Ces crânes – oiseaux singes… hommes ?… ces os, tous ces trucs là, exposés à l’air libre… C’est pour des sacrifices ? Des offrandes ?

Du vaudou… Je m’enlève de la tête l’image de la Lady Voodoo du jeu Monkey Island – ma première confrontation avec le vaudou – et je me remémore ce que j’en connais depuis notre escapade à Puerto Nuevo avant-hier. Le culte des dieux du peuple Fon. La célébration des forces de la nature….

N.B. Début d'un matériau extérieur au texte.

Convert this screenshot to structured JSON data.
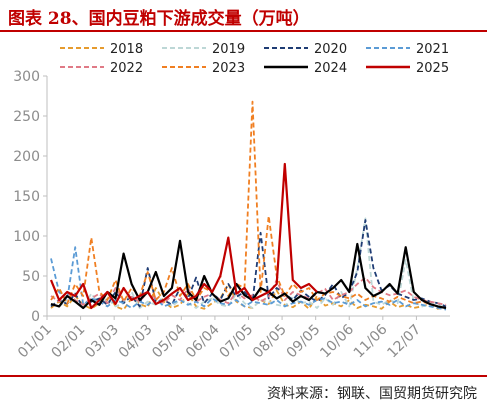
{
  "header": {
    "title": "图表 28、国内豆粕下游成交量（万吨）"
  },
  "footer": {
    "source": "资料来源：钢联、国贸期货研究院"
  },
  "chart_data": {
    "type": "line",
    "title": "图表 28、国内豆粕下游成交量（万吨）",
    "xlabel": "",
    "ylabel": "",
    "ylim": [
      0,
      300
    ],
    "yticks": [
      0,
      50,
      100,
      150,
      200,
      250,
      300
    ],
    "xticks": [
      "01/01",
      "02/01",
      "03/03",
      "04/03",
      "05/04",
      "06/04",
      "07/05",
      "08/05",
      "09/05",
      "10/06",
      "11/06",
      "12/07"
    ],
    "grid": false,
    "legend_position": "top",
    "series": [
      {
        "name": "2018",
        "color": "#e69b2e",
        "dash": "dash",
        "values": [
          10,
          18,
          12,
          25,
          14,
          9,
          16,
          30,
          12,
          8,
          22,
          15,
          11,
          35,
          18,
          10,
          14,
          28,
          12,
          9,
          16,
          22,
          40,
          18,
          12,
          10,
          20,
          15,
          32,
          14,
          11,
          18,
          9,
          25,
          13,
          16,
          12,
          20,
          10,
          14,
          12,
          9,
          18,
          11,
          14,
          10,
          12,
          15,
          9,
          11
        ]
      },
      {
        "name": "2019",
        "color": "#bdd7d6",
        "dash": "dash",
        "values": [
          15,
          12,
          20,
          18,
          10,
          28,
          14,
          22,
          12,
          16,
          30,
          10,
          18,
          14,
          25,
          12,
          20,
          16,
          10,
          18,
          22,
          14,
          12,
          28,
          16,
          10,
          20,
          18,
          14,
          12,
          24,
          16,
          18,
          10,
          22,
          14,
          30,
          12,
          60,
          122,
          18,
          14,
          20,
          16,
          70,
          18,
          12,
          14,
          16,
          10
        ]
      },
      {
        "name": "2020",
        "color": "#1f3c74",
        "dash": "dash",
        "values": [
          12,
          20,
          15,
          28,
          10,
          18,
          22,
          14,
          30,
          16,
          25,
          12,
          60,
          18,
          20,
          14,
          35,
          22,
          48,
          16,
          28,
          20,
          40,
          24,
          30,
          18,
          104,
          22,
          35,
          28,
          20,
          32,
          24,
          18,
          26,
          40,
          22,
          30,
          55,
          120,
          60,
          32,
          38,
          28,
          24,
          20,
          22,
          18,
          16,
          12
        ]
      },
      {
        "name": "2021",
        "color": "#5b9bd5",
        "dash": "dash",
        "values": [
          72,
          30,
          20,
          86,
          14,
          22,
          18,
          12,
          20,
          16,
          10,
          18,
          14,
          22,
          12,
          16,
          20,
          14,
          18,
          12,
          22,
          16,
          14,
          20,
          12,
          18,
          16,
          14,
          20,
          12,
          16,
          18,
          14,
          20,
          22,
          16,
          18,
          14,
          20,
          12,
          16,
          18,
          14,
          20,
          12,
          16,
          14,
          12,
          10,
          8
        ]
      },
      {
        "name": "2022",
        "color": "#e07a86",
        "dash": "dash",
        "values": [
          25,
          18,
          30,
          20,
          14,
          22,
          28,
          16,
          35,
          20,
          24,
          18,
          30,
          22,
          16,
          26,
          20,
          34,
          18,
          24,
          28,
          20,
          16,
          30,
          22,
          26,
          18,
          24,
          45,
          20,
          30,
          26,
          22,
          28,
          34,
          20,
          26,
          30,
          40,
          48,
          36,
          30,
          26,
          28,
          32,
          24,
          20,
          18,
          16,
          14
        ]
      },
      {
        "name": "2023",
        "color": "#f07f22",
        "dash": "dash",
        "values": [
          20,
          35,
          15,
          40,
          25,
          98,
          30,
          20,
          45,
          18,
          35,
          25,
          55,
          20,
          30,
          60,
          25,
          40,
          20,
          35,
          30,
          50,
          25,
          40,
          35,
          268,
          30,
          125,
          50,
          25,
          40,
          30,
          35,
          20,
          28,
          30,
          25,
          22,
          28,
          20,
          25,
          22,
          18,
          24,
          20,
          16,
          18,
          15,
          12,
          10
        ]
      },
      {
        "name": "2024",
        "color": "#000000",
        "dash": "solid",
        "values": [
          15,
          12,
          25,
          18,
          10,
          20,
          14,
          30,
          22,
          78,
          40,
          20,
          30,
          55,
          25,
          35,
          94,
          30,
          20,
          50,
          28,
          18,
          22,
          40,
          26,
          20,
          35,
          30,
          22,
          28,
          18,
          25,
          20,
          30,
          28,
          35,
          45,
          30,
          90,
          35,
          25,
          30,
          40,
          28,
          86,
          30,
          20,
          15,
          12,
          10
        ]
      },
      {
        "name": "2025",
        "color": "#c00000",
        "dash": "solid",
        "values": [
          45,
          20,
          30,
          25,
          40,
          10,
          20,
          30,
          15,
          35,
          20,
          25,
          30,
          15,
          20,
          28,
          35,
          20,
          25,
          40,
          30,
          50,
          98,
          28,
          35,
          20,
          25,
          30,
          40,
          190,
          45,
          35,
          40,
          30,
          null,
          null,
          null,
          null,
          null,
          null,
          null,
          null,
          null,
          null,
          null,
          null,
          null,
          null,
          null,
          null
        ]
      }
    ]
  }
}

Le marché l’univers si grouillant de monde si dynamique si bruyant se réduit se dilate – silence. Calme. Mi-apaisant mi inquiétant. Même le ciel a une autre couleur. De gris bleu il passe au jaune pale et sublime les nuages de coton. État second état bizarre.

On est entraînés dans un vortex interréél. Teintes bleutées. Lignes reptiliennes. On est là à Cotonou au marché de Dantokpa mais on est pas là. On est…

Ailleurs…

Et devant nous une apparition. La lèvre inférieure de Déodat tremble un peu quand il murmure : « Le shaman… ».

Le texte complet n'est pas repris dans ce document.